Dana Strang from Ohio on April 03, 2013:

This has a lot of good information. I am in the early stage of diagnosis and I do not envy my doctors! It is pretty certain I have Fibrimyalgia and Sjogren's Syndrome.There is a slight chance of Lupis. AND I am chronically low on Vitamin D, prone to Iron deficiency amemia,suffer from depression, have gluten intoleranceso I have to be careful to get enough Vitamin B... and it goes on....

It is amazing how many symptoms overlap between so many diseasesand conditionst. You or your doctor might think it is one thing, and it could be something totally different.Or more than one thing. Good of you to poin this out.

Steve Mitchell from Cambridgeshire on April 03, 2013:

Hi Sue, what a great piece. I have almost all of the symptoms you describe, especially the muscle and joint aches. I'm looking forward to summer in the hope that it has been the cold winter which has taken it's toll. If summer doesn't help I may have to look a bit deeper. Could be the job working in parcel industry which is heavy work.

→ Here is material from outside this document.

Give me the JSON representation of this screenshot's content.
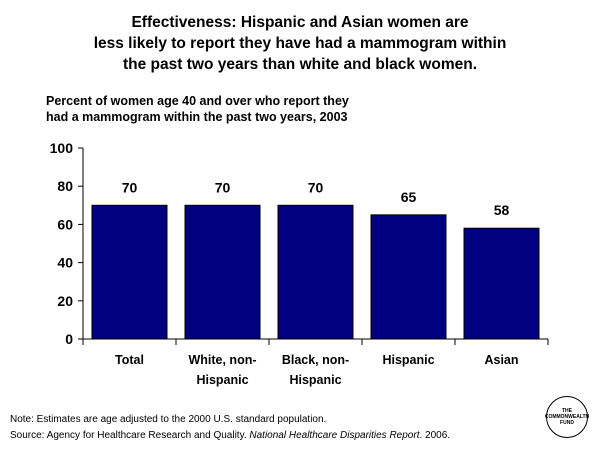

Add to it my advancing years and hey presto........a wreck.

Voting up and SHARING.

Annie Messeri from Spain on March 07, 2013:

It could be that when you suffer hypothyroid conditions your body used more vitamin B12

Susan Bailey (author) from South Yorkshire, UK on March 07, 2013:

I rarely eat ready meals but I do know that many with hypothyroid conditions are low or borderline in B12. Now whether that's due to the condition or the medication I don't know. Thanks for your input Annie

Annie Messeri from Spain on March 07, 2013:

Vitamin B complex is really important and we do suffer a lack of this vital complex mainly due to ready made meals and pollution.

Vitamin B is easily destroyed and as we eat less fresh food we do not absorb enough to stay healthy.

Susan Bailey (author) from South Yorkshire, UK on March 06, 2013:

Thank you Yvonne. I look forward to your hub. I'm still not entirely convinced it's my thyroid. Due to see and Endocrinologist in 3 weeks. I can't wait. Be well.

Yvonne Decelis from Boston, Massachusetts on March 06, 2013:

Thank you for this informative hub. I have MS AND Fibro (lucky me) and am writing a hub about living with both. Knowledge is definitely power though so again: THANK YOU!